Sean Wright, who was the chief of the game’s crew, Greg Logan from Newsday said: That Durant should have been sent off for throwing the ball hard. During his media availability after the match, Carlisle expressed his disbelief that Durant had not been sent to the locker room.

“I think I saw Kevin Durant end up throwing the ball with his hand up, 10 or 15 rows into the stands and he wasn’t sent off,” Carlisle said. “I think that’s what I saw. And so that was shocking… I’m not going to share the explanation because I just don’t want to embarrass the officials. I don’t want to embarrass the league. These guys are nice guys, they made a big mistake, and the league is going to address that.”
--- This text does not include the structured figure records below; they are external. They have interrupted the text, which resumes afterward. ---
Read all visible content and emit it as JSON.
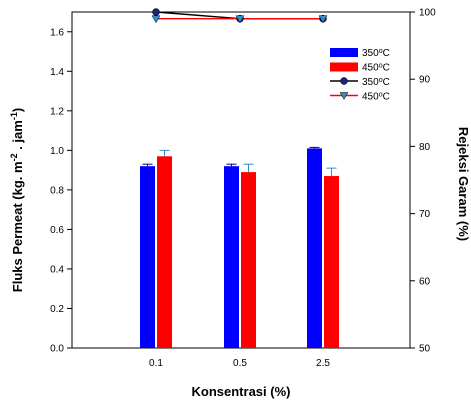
{
  "chart_data": {
    "type": "bar",
    "categories": [
      "0.1",
      "0.5",
      "2.5"
    ],
    "xlabel": "Konsentrasi (%)",
    "ylabel": {
      "main": "Fluks Permeat (kg. m",
      "sup1": "-2",
      "mid": " . jam",
      "sup2": "-1",
      "end": ")"
    },
    "y2label": "Rejeksi Garam (%)",
    "ylim": [
      0,
      1.7
    ],
    "yticks": [
      "0.0",
      "0.2",
      "0.4",
      "0.6",
      "0.8",
      "1.0",
      "1.2",
      "1.4",
      "1.6"
    ],
    "y2lim": [
      50,
      100
    ],
    "y2ticks": [
      "50",
      "60",
      "70",
      "80",
      "90",
      "100"
    ],
    "grid": false,
    "legend_position": "top-right",
    "bar_series": [
      {
        "name": "350",
        "unit": "C",
        "color": "#0000ff",
        "values": [
          0.92,
          0.92,
          1.01
        ],
        "errors": [
          0.01,
          0.01,
          0.005
        ]
      },
      {
        "name": "450",
        "unit": "C",
        "color": "#ff0000",
        "values": [
          0.97,
          0.89,
          0.87
        ],
        "errors": [
          0.03,
          0.04,
          0.04
        ]
      }
    ],
    "line_series": [
      {
        "name": "350",
        "unit": "C",
        "color": "#000000",
        "marker": "circle",
        "marker_color": "#1a237e",
        "values": [
          100.0,
          99.0,
          99.0
        ]
      },
      {
        "name": "450",
        "unit": "C",
        "color": "#ff0000",
        "marker": "triangle-down",
        "marker_color": "#2f8fd0",
        "values": [
          99.0,
          99.0,
          99.0
        ]
      }
    ],
    "degree_symbol": "o"
  }
}
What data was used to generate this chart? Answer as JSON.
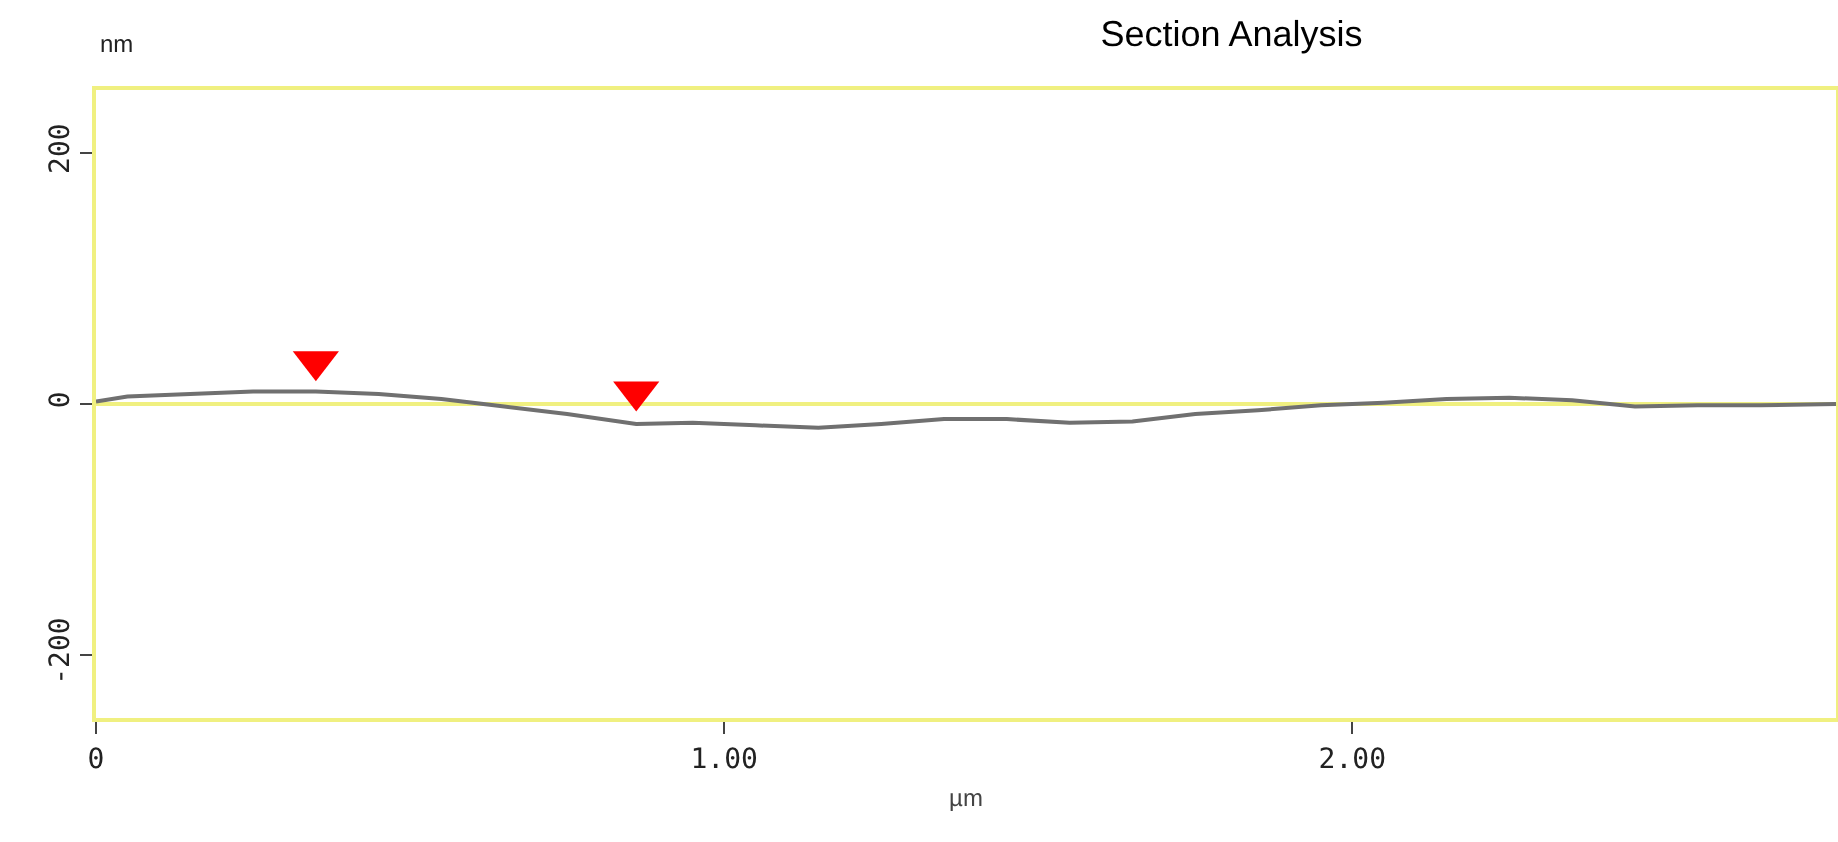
{
  "chart_data": {
    "type": "line",
    "title": "Section Analysis",
    "xlabel": "µm",
    "ylabel": "nm",
    "xlim": [
      0,
      2.77
    ],
    "xticks": [
      {
        "value": 0,
        "label": "0"
      },
      {
        "value": 1,
        "label": "1.00"
      },
      {
        "value": 2,
        "label": "2.00"
      }
    ],
    "ylim": [
      -250,
      250
    ],
    "yticks": [
      -200,
      0,
      200
    ],
    "grid": false,
    "ref_lines": [
      {
        "axis": "y",
        "value": 0,
        "color": "#f0f080"
      }
    ],
    "series": [
      {
        "color": "#707070",
        "marker": "none",
        "x": [
          0,
          0.05,
          0.15,
          0.25,
          0.35,
          0.45,
          0.55,
          0.65,
          0.75,
          0.86,
          0.95,
          1.05,
          1.15,
          1.25,
          1.35,
          1.45,
          1.55,
          1.65,
          1.75,
          1.85,
          1.95,
          2.05,
          2.15,
          2.25,
          2.35,
          2.45,
          2.55,
          2.65,
          2.77
        ],
        "values": [
          2,
          6,
          8,
          10,
          10,
          8,
          4,
          -2,
          -8,
          -16,
          -15,
          -17,
          -19,
          -16,
          -12,
          -12,
          -15,
          -14,
          -8,
          -5,
          -1,
          1,
          4,
          5,
          3,
          -2,
          -1,
          -1,
          0
        ]
      },
      {
        "type": "scatter",
        "color": "#ff0000",
        "marker": "triangle",
        "x": [
          0.35,
          0.86
        ],
        "values": [
          34,
          10
        ]
      }
    ]
  }
}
“You don’t want to hear the explanation. At this point, it doesn’t matter because it won’t change the outcome. But it’s an important thing that can’t be missed. That’s it.”

Durant told reporters he was trying to hit the backboard, but knew he shouldn’t have thrown the ball at all.

“I don’t know, man,” Durant said. “I thought I was in the gym by myself for a little game and not an NBA game.” “I can’t do that. I could have paid the game cost for my team. But it won’t happen again. I hope so. … I didn’t know you could be fired for that, but I’m glad I stayed in the game. I’m sure a big fine is coming, But I don’t mind giving. I’m sure someone in the NBA office will use that to fund college, so I don’t mind.”